Éviter la douche écossaise

Philippe Saint-André a dévoilé le XV de départ qui affrontera l’Ecosse samedi pour le compte de la première journée du Tournoi des six nations. On ne pourra pas vraiment parler de surprise dans la composition d’une équipe qui aura la lourde tâche de ne pas rater l’entame de la compétition.

Car malgré ce qu’on peut lire ici ou là, débuter par l’Ecosse ne sera pas une partie de plaisir.

D’abord parce que la France a rarement réussi ses matchs inauguraux face au XV du Chardon. Même s’il faut remonter à 1999 pour trouver trace d’une défaite à domicile devant cette équipe, un grand nombre de succès tricolores ont été obtenus au prix d’un jeu plus axé sur le combat que sur les envolées de trois-quarts, où la fébrilité se ressentait davantage que la complicité entre des joueurs trop fraîchement rassemblés pour huiler les automatismes. Même si les internationaux français ont bénéficié d’une période de stage de près de quinze jours avant cette rencontre, on sait que les conditions dans lesquelles celui-ci s’est déroulé n’ont pas été optimales, loin s’en faut.

Ensuite, le XV écossais sort d’une tournée d’automne plutôt réussie, avec un succès sur l’Argentine et une performance remarquée devant les All Blacks. Certes, les Pumas avaient sans doute ciblé le match de la France plutôt que celui de l’Ecosse, s’impliquant moins dans la confrontation de Murrayfield que dans celle du Stade de France. Certes, les Néo-Zélandais avaient aligné une équipe bis manquant quelque peu d’humilité face à un adversaire réputé bien plus faible. Il n’en demeure pas moins que le XV du Chardon a démontré qu’il avait retrouvé du piquant. Nul doute que le sorcier Vern Cotter n’y est pas étranger.

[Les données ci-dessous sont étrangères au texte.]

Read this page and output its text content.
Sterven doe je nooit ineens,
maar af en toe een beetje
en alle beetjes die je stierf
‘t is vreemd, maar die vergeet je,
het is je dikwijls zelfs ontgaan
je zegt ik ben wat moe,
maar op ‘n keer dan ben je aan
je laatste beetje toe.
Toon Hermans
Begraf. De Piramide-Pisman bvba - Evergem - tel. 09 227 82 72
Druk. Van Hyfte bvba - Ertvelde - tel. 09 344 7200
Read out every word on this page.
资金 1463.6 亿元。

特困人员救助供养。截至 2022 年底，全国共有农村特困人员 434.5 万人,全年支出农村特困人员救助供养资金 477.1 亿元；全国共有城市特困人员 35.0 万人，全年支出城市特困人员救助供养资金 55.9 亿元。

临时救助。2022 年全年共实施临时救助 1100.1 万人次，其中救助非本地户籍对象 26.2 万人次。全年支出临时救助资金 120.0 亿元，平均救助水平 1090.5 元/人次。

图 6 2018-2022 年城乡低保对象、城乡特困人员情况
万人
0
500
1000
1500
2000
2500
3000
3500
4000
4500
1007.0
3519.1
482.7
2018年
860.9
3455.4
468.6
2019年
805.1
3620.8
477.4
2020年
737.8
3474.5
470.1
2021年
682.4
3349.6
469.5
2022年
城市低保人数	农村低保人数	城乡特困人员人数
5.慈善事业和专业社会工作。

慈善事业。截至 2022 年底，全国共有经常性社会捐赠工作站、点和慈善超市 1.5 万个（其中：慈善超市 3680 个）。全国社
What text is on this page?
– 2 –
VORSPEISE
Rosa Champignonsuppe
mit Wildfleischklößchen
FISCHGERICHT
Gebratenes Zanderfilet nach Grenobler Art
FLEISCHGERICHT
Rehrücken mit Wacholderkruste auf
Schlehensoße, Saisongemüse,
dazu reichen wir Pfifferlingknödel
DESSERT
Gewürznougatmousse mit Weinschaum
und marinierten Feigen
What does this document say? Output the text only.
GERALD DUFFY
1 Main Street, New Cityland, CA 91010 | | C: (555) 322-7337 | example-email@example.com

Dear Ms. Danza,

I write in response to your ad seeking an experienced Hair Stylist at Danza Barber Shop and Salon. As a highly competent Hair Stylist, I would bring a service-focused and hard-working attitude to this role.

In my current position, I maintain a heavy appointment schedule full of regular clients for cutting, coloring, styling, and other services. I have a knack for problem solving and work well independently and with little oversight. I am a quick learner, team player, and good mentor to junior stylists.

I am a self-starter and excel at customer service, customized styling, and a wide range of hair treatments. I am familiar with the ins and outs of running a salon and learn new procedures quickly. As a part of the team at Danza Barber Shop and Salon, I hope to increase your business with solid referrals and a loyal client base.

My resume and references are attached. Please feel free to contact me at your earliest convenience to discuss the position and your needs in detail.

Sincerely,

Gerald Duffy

Face à cette équipe très mobile, qui aime créer le désordre (ce qui n’est pas forcément pour plaire aux Français), Philippe Saint-André a fait le choix d’aligner un pack « de compromis » avec une deuxième-ligne pas connue pour être « cavaleuse » mais une première-ligne plutôt joueuse et une troisième-ligne taillée pour le large. Plus globalement, c’est une formation de combat qui semble avoir été préparée. Les deux flankers tricolores, Bernard Le Roux et le capitaine Thierry Dusautoir, sont des machines à découper tout ce qui porte le maillot adverse. Le demi-de-mêlée, Rory Kockott, physiquement plus costaud que Morgan Parra, sera certainement mis à contribution au ras des regroupements, et la paire de centre formée de Wesley Fofana et Mathieu Bastareaud devrait densifier le milieu de terrain, tout comme Scott Spedding à l’arrière.

Si le XV de France peut compter sur deux excellents finisseurs avec Yoann Huget et Teddy Thomas, la question est posée de savoir comment ils seront alimentés en ballons négociables. Mathieu Bastareaud a affiché de réels progrès en termes de continuité du jeu, mais son association avec le Clermontois Fofana n’a jusqu’à présent pas vraiment convaincu dans ce domaine.

Autre question, celle du rendement de la charnière Kockott – Lopez. La grinta du premier et l’état de forme exceptionnel du second constituent des ingrédients plutôt séduisants dans ce nouveau cocktail préparé par un staff tricolore qui n’a pas souhaité associer une paire 9-10 « de club » avec Rémi Talès. Il faut dire que les résultats du Castres olympique ne plaident pas vraiment en faveur d’une telle association. La blessure de Sébastien Tillous-Borde a rebattu les cartes. A son concurrent castrais d’en profiter.

Ragaillardie par l’arrivée de Vern Cotter, l’équipe d’Ecosse ne se présentera pas en victime expiatoire samedi prochain. Pour espérer la battre, le XV de France devra serrer les rangs sans renier ses ambitions de jeu, ambitions qu’il a semblé retrouver par intermittence l’automne dernier. Mais il ne faut pas s’y tromper. L’objectif est de gagner quelle qu’en soit la manière. Pour éviter une douche écossaise qui prendrait nécessairement des allures de naufrage annoncé.